Her breath hitched once—then again. She forced it down.
Ainz looked up. "Albedo."
Her voice, when it came, was strained silk.
"They call you… a blasphemer."
One hand trembled at her side, the nails digging crescents into her palm.
Ainz stayed quiet.
Albedo's breath grew heavier. "Those insects… those cattle think they can accuse Ainz-sama of heresy? They dare put a label on you? You, who embodies dominion itself—"
Her voice cracked. Her wings twitched violently once, but she gritted her teeth and dug her heel into the carpet.
"Say the word," she rasped. "Give me a name. Give me a gate spell and I'll slaughter them so cleanly even their gods will kneel in apology."
Ainz raised one gloved hand slowly.
"No."
Albedo's rage hitched again. It wasn't that she didn't want to obey. It was that it physically pained her to do so.
"But Ainz-sama—!"
"They are afraid," Ainz said calmly, cutting through the tension like a blade. "Let them be. Fear is a valuable leash. If they cross it, I'll decide how they fall."
Narberal's voice joined softly. "Ainz-sama… they're coordinating with House Valierrin. The same estate where the duel occurred. I followed their trail to an old cathedral. Sealed with divine wards."
Albedo scoffed. "Cowards. Begging their false gods to do what they cannot."
Her fists were shaking now. Not from fear—but fury caged by obedience.
Ainz looked at her, eyes softening briefly. "I understand, Albedo. I do. But if we act now—rashly—we become the villain they want. Let them reach further. Let them show me the full shape of their ambition… before I crush it."
Albedo's head bowed low. Her body quivered slightly.
"…Forgive me, Ainz-sama. I do not doubt you. But this… this restraint burns."
"I know," he said gently.
Silence returned, but it was not empty. It was thick with fire.
Then Ainz stood and walked toward the parchment. "We will respond on our terms.

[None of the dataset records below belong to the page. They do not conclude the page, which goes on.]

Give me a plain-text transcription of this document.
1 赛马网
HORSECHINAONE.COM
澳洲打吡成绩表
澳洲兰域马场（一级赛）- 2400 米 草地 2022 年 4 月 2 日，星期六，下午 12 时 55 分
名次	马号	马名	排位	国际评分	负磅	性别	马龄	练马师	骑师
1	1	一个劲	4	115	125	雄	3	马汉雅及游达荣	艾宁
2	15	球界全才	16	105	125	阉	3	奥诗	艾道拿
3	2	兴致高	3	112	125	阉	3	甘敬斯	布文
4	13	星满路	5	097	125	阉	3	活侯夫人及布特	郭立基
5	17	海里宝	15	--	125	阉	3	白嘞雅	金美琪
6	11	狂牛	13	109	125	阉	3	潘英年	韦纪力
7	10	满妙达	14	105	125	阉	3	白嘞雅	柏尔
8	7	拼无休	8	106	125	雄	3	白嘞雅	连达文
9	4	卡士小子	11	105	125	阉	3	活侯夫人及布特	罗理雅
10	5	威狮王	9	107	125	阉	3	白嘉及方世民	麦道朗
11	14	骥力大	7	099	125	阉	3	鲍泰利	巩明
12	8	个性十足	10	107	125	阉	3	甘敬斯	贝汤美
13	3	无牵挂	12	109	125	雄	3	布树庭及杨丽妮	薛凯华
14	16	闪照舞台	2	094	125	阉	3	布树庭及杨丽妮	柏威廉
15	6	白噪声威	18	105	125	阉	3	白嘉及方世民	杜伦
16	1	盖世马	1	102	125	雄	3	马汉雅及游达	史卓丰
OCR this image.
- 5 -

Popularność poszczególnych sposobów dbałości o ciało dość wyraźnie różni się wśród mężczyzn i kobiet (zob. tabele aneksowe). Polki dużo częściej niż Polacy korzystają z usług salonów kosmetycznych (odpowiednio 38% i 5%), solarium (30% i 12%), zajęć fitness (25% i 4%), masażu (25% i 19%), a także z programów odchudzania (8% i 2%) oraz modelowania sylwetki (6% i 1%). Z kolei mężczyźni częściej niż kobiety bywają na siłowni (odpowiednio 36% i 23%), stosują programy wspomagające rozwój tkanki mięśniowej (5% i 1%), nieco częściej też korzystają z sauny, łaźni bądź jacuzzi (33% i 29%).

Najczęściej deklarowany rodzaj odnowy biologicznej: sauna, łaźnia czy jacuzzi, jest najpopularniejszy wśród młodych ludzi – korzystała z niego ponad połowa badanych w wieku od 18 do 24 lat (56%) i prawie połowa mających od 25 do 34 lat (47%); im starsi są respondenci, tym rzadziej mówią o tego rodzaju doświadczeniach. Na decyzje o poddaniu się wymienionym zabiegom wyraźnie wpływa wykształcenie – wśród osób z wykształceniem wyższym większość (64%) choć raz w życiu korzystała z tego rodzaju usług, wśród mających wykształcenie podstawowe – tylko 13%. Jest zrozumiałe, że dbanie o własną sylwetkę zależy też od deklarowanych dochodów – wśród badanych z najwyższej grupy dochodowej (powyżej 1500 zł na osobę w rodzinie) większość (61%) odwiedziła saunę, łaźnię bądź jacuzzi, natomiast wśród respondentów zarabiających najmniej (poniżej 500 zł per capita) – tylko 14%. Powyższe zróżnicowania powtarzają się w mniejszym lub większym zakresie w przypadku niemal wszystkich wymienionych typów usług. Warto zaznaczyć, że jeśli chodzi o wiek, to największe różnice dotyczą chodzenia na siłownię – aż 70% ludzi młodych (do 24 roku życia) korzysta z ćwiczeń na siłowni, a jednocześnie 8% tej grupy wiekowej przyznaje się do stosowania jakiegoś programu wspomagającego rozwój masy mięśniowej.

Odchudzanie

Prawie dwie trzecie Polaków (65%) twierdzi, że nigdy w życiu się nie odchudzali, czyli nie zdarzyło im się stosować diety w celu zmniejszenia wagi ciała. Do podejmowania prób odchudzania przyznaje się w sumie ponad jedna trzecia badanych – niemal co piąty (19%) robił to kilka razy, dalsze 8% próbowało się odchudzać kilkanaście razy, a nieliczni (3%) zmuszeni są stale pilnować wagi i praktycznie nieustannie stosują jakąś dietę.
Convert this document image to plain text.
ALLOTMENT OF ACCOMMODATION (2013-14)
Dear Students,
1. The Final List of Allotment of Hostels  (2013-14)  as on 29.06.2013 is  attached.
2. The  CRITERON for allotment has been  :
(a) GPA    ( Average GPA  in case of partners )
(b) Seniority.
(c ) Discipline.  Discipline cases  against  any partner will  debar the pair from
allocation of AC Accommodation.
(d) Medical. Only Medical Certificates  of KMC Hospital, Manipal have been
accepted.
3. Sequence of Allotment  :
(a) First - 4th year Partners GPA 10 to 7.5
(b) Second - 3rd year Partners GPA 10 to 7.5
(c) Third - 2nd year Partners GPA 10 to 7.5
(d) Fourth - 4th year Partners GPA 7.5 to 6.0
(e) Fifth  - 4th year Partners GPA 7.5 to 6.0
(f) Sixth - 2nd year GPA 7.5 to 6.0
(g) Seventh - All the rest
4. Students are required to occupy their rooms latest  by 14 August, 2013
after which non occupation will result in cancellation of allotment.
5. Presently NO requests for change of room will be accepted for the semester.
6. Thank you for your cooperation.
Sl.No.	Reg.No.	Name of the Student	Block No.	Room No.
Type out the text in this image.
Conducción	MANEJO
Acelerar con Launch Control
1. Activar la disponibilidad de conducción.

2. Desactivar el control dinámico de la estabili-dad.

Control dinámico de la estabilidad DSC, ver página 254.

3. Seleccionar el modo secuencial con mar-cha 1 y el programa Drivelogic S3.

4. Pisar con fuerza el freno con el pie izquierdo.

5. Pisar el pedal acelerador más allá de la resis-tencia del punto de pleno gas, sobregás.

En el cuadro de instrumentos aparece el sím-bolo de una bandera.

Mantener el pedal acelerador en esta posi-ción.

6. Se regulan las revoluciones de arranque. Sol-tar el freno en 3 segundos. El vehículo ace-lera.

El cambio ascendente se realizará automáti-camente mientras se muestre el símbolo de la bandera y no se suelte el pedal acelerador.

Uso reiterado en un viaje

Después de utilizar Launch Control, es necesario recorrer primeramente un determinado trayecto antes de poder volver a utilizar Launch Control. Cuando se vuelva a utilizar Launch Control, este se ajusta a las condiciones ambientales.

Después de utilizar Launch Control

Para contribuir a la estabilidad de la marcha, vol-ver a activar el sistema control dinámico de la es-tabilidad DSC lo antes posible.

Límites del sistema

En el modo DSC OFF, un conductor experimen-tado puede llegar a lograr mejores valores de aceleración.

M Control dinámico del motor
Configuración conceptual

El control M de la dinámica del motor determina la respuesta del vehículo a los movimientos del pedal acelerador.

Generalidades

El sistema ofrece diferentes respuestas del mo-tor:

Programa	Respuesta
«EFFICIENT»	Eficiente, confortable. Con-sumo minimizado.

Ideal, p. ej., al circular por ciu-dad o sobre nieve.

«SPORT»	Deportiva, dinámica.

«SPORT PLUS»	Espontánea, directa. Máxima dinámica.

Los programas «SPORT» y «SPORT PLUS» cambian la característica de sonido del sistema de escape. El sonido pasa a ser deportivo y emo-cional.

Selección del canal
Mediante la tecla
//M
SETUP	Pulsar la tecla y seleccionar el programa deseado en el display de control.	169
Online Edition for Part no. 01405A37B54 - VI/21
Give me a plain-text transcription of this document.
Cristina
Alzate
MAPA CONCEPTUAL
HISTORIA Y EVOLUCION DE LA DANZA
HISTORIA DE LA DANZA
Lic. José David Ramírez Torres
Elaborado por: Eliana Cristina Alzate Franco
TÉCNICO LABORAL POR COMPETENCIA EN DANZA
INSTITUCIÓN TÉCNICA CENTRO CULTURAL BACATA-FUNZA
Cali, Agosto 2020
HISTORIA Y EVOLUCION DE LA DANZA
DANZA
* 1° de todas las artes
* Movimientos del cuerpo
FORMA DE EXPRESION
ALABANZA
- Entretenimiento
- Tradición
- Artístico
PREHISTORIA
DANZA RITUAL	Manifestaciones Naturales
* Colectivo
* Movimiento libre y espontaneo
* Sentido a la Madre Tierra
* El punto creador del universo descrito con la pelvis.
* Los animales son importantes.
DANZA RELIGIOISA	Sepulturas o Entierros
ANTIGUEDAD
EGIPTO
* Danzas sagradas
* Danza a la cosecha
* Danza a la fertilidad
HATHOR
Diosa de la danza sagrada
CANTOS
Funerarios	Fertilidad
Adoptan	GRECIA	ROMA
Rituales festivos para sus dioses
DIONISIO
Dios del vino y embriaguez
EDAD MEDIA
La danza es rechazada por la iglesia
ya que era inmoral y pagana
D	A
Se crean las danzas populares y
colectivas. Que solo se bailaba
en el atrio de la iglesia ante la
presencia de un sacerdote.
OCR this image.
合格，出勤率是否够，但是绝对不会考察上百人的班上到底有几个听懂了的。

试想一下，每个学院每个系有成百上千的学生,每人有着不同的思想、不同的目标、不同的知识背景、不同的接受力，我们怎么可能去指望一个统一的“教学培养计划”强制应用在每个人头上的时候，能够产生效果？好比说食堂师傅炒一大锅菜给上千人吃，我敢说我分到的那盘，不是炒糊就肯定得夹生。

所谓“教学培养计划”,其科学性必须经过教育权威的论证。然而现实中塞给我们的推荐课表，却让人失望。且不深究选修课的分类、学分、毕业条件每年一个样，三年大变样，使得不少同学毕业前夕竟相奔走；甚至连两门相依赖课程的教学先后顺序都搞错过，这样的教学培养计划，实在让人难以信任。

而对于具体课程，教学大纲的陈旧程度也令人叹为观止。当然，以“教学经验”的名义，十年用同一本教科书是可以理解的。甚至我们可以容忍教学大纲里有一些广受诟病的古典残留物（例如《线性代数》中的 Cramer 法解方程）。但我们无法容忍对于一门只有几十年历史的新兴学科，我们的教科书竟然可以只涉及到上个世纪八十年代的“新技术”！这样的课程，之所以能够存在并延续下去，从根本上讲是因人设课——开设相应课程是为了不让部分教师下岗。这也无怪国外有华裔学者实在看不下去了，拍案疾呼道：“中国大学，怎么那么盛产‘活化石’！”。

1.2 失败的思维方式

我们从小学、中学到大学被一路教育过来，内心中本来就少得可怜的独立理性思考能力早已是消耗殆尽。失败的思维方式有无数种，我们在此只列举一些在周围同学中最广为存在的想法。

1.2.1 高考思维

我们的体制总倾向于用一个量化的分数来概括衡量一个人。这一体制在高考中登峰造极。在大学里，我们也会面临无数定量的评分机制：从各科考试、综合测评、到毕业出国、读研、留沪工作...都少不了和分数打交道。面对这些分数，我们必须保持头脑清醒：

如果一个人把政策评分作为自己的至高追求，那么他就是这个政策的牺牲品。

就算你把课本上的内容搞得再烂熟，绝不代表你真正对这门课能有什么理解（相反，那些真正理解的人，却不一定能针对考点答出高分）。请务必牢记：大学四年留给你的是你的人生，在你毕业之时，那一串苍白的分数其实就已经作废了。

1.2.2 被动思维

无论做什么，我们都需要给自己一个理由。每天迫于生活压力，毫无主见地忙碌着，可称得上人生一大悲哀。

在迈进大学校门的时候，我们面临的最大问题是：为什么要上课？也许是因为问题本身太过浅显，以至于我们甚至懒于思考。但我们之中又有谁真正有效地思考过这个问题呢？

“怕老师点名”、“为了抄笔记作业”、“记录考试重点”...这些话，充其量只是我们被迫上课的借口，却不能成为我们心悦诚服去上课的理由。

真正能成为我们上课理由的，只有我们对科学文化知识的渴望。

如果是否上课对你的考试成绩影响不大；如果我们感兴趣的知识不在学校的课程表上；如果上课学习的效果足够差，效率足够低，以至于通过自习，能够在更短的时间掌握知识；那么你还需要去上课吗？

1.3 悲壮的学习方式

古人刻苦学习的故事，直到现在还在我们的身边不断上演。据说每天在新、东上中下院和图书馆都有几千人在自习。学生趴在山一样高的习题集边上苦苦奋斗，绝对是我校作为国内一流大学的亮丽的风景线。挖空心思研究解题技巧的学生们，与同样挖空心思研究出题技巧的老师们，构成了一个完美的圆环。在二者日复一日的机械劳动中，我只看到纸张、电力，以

When they think they have the upper hand, when they are most certain they've cornered a commoner…"
He picked up the parchment and held it between two fingers.
"…I'll remind them what cornering a sovereign means."
Ainz looked at Narberal. "Continue surveillance. Do not engage. If you're seen, retreat and report. No unnecessary risks."
"Yes, Ainz-sama."
He turned to Albedo. "Begin preparing our next phase. Misinformation. I want them chasing phantoms. Let rumors spread that Rein is backed by the Argland Council. Or maybe a hidden faction of dragons. Something plausible. Something dangerous."
Albedo inhaled sharply. "With pleasure."
Ainz sat again, resting one arm across the back of his chair.
"They want to believe I'm a blasphemer."
He smiled—cold, regal, amused.
"…Let them discover what true heresy looks like."